Oil
In the 1970s, the U.S. faced an oil crisis, with severe shortages leaving lineups at gas stations across the country . The crisis was set off at least in part because of oil embargoes levied by OAPEC (Organization of Arab Petroleum Exporting Countries), and conflicts in Libya. The oil crisis contributed to recessions in the country. At that time, politicians in the U.S. began considering the importance of becoming less dependent on foreign-produced oil.
1973 Oil Crisis
During the 1970s there were oil shortages in the US. This sign outside of a gas station let patrons know the state of their supply.

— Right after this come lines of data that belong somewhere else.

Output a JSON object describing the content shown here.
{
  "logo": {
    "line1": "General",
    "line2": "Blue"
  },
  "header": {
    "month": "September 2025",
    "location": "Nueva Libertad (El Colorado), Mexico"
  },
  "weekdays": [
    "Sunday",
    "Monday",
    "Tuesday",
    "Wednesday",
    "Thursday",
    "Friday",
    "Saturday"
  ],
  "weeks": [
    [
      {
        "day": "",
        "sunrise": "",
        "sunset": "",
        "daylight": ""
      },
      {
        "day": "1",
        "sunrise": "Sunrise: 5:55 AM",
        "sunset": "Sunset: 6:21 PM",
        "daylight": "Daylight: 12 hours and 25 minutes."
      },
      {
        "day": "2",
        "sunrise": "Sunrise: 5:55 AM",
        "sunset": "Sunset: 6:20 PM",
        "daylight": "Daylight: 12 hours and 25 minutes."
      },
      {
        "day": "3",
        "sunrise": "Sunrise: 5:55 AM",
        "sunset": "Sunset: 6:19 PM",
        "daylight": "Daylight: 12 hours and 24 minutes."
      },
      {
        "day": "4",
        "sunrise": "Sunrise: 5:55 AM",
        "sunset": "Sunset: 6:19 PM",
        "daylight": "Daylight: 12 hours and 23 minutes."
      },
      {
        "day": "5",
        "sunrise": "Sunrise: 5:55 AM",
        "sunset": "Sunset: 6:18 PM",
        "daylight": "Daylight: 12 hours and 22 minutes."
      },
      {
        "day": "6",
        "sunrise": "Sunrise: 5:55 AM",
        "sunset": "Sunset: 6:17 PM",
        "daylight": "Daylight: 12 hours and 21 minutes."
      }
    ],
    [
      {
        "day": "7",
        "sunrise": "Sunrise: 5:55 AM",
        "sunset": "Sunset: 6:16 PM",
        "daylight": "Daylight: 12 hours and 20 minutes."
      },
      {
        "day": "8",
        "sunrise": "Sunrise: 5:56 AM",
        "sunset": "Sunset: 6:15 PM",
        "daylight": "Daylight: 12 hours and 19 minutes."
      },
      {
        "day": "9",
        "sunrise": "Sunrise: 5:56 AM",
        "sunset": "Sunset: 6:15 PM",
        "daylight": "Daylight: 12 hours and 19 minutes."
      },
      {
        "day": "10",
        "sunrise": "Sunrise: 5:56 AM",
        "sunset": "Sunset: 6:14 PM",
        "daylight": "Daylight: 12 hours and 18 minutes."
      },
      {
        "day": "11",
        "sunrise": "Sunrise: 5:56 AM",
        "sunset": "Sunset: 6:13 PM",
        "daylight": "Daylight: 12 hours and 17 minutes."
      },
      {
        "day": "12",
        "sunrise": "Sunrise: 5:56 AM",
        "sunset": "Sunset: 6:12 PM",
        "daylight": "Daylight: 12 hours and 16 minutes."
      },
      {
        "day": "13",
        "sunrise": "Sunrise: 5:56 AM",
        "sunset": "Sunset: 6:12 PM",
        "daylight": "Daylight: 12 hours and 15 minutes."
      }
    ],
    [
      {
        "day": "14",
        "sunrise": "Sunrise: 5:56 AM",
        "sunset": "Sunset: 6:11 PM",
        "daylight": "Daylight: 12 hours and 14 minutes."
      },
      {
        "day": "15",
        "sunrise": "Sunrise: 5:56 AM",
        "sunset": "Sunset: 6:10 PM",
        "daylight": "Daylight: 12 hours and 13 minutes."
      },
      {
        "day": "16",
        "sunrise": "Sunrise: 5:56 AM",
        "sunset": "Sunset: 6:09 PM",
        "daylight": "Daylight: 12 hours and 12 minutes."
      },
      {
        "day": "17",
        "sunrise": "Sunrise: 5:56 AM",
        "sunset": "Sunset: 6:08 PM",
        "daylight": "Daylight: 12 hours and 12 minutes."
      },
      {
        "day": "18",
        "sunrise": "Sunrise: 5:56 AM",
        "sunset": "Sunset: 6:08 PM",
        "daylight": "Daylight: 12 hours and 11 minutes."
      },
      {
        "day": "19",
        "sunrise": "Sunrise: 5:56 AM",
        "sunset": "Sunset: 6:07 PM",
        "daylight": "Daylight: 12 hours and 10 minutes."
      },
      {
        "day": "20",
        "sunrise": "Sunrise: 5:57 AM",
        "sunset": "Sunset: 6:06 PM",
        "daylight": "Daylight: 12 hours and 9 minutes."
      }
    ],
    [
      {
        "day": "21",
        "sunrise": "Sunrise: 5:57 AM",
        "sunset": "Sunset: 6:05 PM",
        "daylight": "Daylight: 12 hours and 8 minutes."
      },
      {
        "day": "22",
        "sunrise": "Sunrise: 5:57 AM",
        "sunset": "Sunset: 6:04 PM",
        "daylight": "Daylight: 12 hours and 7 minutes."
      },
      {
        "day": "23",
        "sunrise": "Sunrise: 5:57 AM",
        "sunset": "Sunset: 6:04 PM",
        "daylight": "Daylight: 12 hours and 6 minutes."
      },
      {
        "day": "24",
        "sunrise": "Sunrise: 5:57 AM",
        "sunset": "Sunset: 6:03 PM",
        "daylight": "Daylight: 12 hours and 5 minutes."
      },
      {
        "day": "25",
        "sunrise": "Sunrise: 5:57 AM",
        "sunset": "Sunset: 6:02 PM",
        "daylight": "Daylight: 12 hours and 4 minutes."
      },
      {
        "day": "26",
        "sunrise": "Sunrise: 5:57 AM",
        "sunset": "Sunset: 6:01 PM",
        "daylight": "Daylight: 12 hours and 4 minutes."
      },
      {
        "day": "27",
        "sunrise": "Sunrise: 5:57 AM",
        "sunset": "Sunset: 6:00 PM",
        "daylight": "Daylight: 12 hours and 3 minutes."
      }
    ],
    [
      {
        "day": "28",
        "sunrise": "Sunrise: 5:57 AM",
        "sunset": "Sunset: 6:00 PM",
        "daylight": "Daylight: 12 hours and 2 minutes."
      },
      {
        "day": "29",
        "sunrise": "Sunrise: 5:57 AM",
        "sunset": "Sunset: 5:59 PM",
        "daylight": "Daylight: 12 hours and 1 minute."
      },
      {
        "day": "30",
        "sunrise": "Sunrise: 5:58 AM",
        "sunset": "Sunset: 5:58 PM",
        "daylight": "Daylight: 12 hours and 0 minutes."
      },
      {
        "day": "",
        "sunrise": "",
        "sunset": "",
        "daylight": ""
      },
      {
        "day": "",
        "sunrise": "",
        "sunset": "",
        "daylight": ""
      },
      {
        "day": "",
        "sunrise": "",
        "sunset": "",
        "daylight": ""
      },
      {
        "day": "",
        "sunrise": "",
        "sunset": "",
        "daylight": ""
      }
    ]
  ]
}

However, fossil fuels and petroleum remain a major energy source in the U.S.. This is in part because of the strength of the oil and energy lobby in the US. In the 2006 election cycle, oil companies donated $19 million dollars to campaigns with over 80% of that going to Republican candidates. There have also been concerns that oil lobbyists have had direct influence through close relationships with politicians. For example, oil executives were invited to consult on issues such as the U.S. position on the Kyoto Protocol and the involvement in Iraq.
Two concerns over the influence of oil companies on energy policy are ongoing environmental consequences and the political impacts of a reliance on oil. The continuing influence of oil companies has been implicated in limiting the development of new energy resources and technologies. The film "Who Killed the Electric Car? ", for example, looks at the various factors that limited the production and success of the electric car. The movie examines the role of oil companies, and particularly the Western States Petroleum Association, in limiting the production of public car charging stations.
Today the idea of energy independence has emerged as an important political buzzword. It is yet to be seen if there is enough political will to make a significant shift from oil to other energy sources.